The next day she finished it, working with a kind of feverish pleasure, and then she set it aside while she started on another one of Lucien. Here it was even easier to work from memory, and the pleasure was even more painfully acute, for every feature of Lucien’s face delighted her and she knew every slight eccentricity of those features by heart.

She finished the second miniature on the third day. On the fourth day she took them to have them suitably framed, and at the end of another week they were back in her hands. The finished results were so admirable that her heart labored heavily with pleasure. The tiny beaten-silver frames, the small ebony mounts, were quite perfect. Her own work looked infinitely exquisite under glass.

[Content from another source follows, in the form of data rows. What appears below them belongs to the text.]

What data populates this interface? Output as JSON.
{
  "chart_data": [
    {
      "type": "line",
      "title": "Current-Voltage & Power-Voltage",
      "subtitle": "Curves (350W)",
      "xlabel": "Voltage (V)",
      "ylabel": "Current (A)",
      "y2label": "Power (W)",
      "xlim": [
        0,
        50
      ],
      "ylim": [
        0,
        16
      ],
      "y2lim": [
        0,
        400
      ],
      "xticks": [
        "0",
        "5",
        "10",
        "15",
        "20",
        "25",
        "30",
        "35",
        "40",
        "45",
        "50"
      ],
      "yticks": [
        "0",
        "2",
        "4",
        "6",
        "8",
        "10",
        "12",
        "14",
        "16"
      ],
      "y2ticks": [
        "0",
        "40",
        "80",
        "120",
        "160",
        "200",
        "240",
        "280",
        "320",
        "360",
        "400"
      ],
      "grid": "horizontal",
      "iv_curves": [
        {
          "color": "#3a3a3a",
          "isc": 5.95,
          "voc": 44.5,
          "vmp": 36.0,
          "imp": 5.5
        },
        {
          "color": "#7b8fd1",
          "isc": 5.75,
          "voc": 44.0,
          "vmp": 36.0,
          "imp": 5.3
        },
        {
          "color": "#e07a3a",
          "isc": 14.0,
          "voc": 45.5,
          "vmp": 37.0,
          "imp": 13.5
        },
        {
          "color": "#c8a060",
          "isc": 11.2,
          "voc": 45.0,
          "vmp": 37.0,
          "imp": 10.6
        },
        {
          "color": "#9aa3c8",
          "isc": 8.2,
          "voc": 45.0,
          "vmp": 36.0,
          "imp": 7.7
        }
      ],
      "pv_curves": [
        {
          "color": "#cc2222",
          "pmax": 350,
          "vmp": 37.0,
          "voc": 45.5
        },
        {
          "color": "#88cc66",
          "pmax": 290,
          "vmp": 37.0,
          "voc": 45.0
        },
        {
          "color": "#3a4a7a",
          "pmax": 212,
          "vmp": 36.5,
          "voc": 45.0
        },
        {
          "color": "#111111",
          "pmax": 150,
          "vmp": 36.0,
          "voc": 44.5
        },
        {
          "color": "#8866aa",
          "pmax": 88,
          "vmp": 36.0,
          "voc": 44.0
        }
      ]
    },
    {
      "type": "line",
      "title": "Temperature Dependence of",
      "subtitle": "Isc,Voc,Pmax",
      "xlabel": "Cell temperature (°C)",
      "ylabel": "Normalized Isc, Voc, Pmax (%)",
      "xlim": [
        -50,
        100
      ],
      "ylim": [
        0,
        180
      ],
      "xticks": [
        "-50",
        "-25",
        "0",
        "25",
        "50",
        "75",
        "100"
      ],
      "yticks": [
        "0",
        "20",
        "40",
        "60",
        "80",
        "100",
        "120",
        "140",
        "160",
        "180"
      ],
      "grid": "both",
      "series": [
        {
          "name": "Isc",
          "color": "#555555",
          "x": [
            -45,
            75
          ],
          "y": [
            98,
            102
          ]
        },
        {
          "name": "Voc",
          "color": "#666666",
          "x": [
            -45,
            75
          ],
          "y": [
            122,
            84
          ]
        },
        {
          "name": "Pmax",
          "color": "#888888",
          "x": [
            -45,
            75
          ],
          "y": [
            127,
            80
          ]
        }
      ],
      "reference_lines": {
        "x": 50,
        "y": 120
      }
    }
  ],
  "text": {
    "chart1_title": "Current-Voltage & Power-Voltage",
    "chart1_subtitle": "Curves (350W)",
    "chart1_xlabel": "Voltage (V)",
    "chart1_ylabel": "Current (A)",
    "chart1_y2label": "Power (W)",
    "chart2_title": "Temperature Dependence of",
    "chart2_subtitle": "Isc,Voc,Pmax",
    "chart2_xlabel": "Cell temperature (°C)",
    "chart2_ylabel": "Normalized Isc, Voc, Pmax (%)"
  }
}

She was sitting gazing at the miniatures lying in front of her on her worktable when Lucien opened the door and walked in without preparing her in any way for his visit. She felt like a small animal hopelessly trapped, and as he came up behind her the color first left her face and then flamed into it so that it seemed to scorch her neck and her brow, as well. Lucien bent over her and picked up the miniature of himself, studying it silently for several seconds, at the end of which time he remarked that it was extremely flattering, but he hadn’t known she was quite such a genius. Then he picked up the other miniature.

“But why this?” he asked.

Caro, quite unprepared for the question, didn’t know how to answer him. Then she found herself saying simply and huskily, “I thought you might like to have it!”

“I see,” he said.

He had another close look at her work and then he returned it to the table in front of her. He started to pace up and down the room. His eyes were taking in all the simple appointments of the retreat in which she had elected to work. In addition to the table drawn up close to the window there was a solitary armchair and a bookcase filled with a few of her own books, a colorful rug and a vase of flowers. The window was uncurtained, in order to admit all the light, and it looked very bare.

“Before we discuss what you’ve been doing,” Lucien said, “will you tell me why you’re working up here? And why, in any case, you never told me that you proposed to do so?”

“I didn’t think you’d be interested,” she answered quite truthfully. “And I didn’t think it was important enough to mention. Also you
...
you said that
you didn’t want me to go on with this sort of thing.”